We had a chief of police run out because the department purchased paintball guns and rented some land which they claimed was for training purposes. That claim fell apart quickly when it was videotaped and appeared purely recreational. It really fell apart when the owner of the land was discovered to be one of the office's relations. They claimed some patrol leader set it all up and that the higher ups were unaware of it. The chief took a leave of absence and retired shortly after. But he went to work at the municipal court building two months later I
> I am not aware of any legal police authority allowing this
There's no law that allows you to eat chocolate ice cream in your bedroom. You may do so because there's no law AGAINST it. So the question is whether any law prohibits this.
Trademark law regulates the use of someone else's mark and name in TRADE, aka commerce. Because the cops weren't engaged in commerce, it probably doesn't apply.
This looks a lot like "tortious interference ", disrupting business relationships through a guilty act which is not merely competitive. However, most jurisdictions require that tortious interference be "intentional", not just negligent. That means it would apply only if the cops were TRYING to harm Google or their customers. If business relationships are harmed as a sidee-effect of whatever the cops were doing, that's legal in most places.

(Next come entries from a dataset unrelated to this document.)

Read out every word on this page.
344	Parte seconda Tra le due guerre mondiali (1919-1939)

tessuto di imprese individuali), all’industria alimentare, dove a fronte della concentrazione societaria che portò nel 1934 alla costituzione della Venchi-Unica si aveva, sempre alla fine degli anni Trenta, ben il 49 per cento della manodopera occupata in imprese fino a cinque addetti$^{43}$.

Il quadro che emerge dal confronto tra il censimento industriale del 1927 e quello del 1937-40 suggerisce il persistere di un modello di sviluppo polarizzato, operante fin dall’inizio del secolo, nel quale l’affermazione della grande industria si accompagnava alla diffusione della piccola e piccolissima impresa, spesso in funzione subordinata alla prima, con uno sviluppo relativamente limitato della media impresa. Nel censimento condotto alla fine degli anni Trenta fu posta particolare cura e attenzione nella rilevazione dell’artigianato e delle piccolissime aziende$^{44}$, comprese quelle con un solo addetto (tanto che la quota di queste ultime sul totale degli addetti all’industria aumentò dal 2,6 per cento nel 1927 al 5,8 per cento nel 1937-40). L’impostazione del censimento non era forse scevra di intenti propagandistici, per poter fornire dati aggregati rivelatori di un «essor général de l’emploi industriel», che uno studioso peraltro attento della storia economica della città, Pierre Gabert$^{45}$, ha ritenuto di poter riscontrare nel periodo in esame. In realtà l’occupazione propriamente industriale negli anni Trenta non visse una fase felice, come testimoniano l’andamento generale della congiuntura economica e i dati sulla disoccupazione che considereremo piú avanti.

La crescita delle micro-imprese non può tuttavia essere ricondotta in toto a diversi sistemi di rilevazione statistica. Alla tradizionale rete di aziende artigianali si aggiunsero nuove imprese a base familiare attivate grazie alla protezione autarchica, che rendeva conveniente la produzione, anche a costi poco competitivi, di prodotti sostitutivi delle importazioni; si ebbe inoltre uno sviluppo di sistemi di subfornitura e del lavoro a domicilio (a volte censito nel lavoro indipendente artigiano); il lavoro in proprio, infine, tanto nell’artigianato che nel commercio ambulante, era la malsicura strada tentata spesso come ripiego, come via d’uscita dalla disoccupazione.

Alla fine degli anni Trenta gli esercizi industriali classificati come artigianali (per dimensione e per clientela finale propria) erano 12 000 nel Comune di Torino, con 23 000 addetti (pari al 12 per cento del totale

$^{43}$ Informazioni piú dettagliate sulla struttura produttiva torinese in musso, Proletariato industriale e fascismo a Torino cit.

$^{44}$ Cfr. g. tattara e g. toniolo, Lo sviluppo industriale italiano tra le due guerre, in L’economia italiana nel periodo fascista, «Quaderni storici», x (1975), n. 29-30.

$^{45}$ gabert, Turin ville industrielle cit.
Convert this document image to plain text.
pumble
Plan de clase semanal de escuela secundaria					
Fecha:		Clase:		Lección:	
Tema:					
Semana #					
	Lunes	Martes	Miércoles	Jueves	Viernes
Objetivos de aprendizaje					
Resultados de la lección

Some jurisdictions, including California, allow for recovery under tortious interference where the defendant both acted NEGLIGENTLY and did a guilty act, they were being a slimeball in some way. One could argue that the cops' actions qualify (and one could argue that they don't) . Again, most jurisdictions don't allow it anyway, they require intent to cause harm.
Someone else may think of another law the police may have violated in this instance, but the laws which are most obviously relevant don't quite cover this case.